Data Lake Formation (DLF) is the unified metadata management service of Alibaba Cloud. It is compatible with the Hive Metastore protocol.

What is DLF

Doris can access DLF the same way as it accesses Hive Metastore.

Connect to DLF

The First Way, Create a Hive Catalog.

CREATE CATALOG hive_with_dlf PROPERTIES (
"type"="hms",
"dlf.catalog.proxyMode" = "DLF_ONLY",
"hive.metastore.type" = "dlf",
"dlf.catalog.endpoint" = "dlf.cn-beijing.aliyuncs.com",
"dlf.catalog.region" = "cn-beijing",
"dlf.catalog.uid" = "uid",
"dlf.catalog.accessKeyId" = "ak",
"dlf.catalog.accessKeySecret" = "sk"
);

type should always be hms. If you need to access Alibaba Cloud OSS on the public network, can add "dlf.catalog.accessPublic"="true".

Other configuration items are fixed and require no modifications.

After the above steps, you can access metadata in DLF the same way as you access Hive MetaStore.

Doris supports accessing Hive/Iceberg/Hudi metadata in DLF.

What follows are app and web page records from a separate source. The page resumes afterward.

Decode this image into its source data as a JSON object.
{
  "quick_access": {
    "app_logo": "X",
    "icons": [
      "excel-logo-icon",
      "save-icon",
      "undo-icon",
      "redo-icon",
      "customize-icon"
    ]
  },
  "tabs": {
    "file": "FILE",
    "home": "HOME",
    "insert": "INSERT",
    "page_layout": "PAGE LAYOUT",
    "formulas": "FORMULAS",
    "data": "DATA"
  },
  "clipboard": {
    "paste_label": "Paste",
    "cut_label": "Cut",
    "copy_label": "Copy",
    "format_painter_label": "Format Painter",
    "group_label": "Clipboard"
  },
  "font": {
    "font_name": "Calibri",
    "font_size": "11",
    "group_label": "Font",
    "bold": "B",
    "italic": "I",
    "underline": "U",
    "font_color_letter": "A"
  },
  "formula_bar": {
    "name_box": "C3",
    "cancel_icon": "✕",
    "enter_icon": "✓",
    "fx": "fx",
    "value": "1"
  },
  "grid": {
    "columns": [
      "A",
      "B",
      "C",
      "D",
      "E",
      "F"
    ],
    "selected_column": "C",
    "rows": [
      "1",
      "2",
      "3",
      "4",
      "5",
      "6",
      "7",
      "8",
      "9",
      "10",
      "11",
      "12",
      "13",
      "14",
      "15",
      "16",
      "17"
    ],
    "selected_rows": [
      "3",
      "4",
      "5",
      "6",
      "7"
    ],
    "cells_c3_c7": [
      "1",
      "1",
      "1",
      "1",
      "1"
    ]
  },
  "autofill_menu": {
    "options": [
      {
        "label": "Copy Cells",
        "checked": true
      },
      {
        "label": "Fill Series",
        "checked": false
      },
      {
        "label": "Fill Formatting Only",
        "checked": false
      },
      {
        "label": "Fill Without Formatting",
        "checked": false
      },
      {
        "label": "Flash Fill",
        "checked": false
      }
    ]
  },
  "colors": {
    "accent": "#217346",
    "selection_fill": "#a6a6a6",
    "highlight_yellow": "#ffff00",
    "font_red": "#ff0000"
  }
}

The Second Way, Configure the Hive Conf

  1. Create the hive-site.xml file, and put it in the fe/conf directory.
<?xml version="1.0"?>
<configuration>
<!--Set to use dlf client-->
<property>
<name>hive.metastore.type</name>
<value>dlf</value>
</property>
<property>
<name>dlf.catalog.endpoint</name>
<value>dlf-vpc.cn-beijing.aliyuncs.com</value>
</property>
<property>
<name>dlf.catalog.region</name>
<value>cn-beijing</value>
</property>
<property>
<name>dlf.catalog.proxyMode</name>
<value>DLF_ONLY</value>
</property>
<property>
<name>dlf.catalog.uid</name>
<value>20000000000000000</value>
</property>
<property>
<name>dlf.catalog.accessKeyId</name>
<value>XXXXXXXXXXXXXXX</value>
</property>
<property>
<name>dlf.catalog.accessKeySecret</name>
<value>XXXXXXXXXXXXXXXXX</value>
</property>
</configuration>
  1. Restart FE, Doris will read and parse fe/conf/hive-site.xml. And then Create Catalog via the CREATE CATALOG statement.
CREATE CATALOG hive_with_dlf PROPERTIES (
"type"="hms",
"hive.metastore.uris" = "thrift://127.0.0.1:9083"
)

type should always be hms; while hive.metastore.uris can be arbitary since it is not used in real practice, but it should follow the format of Hive Metastore Thrift URI.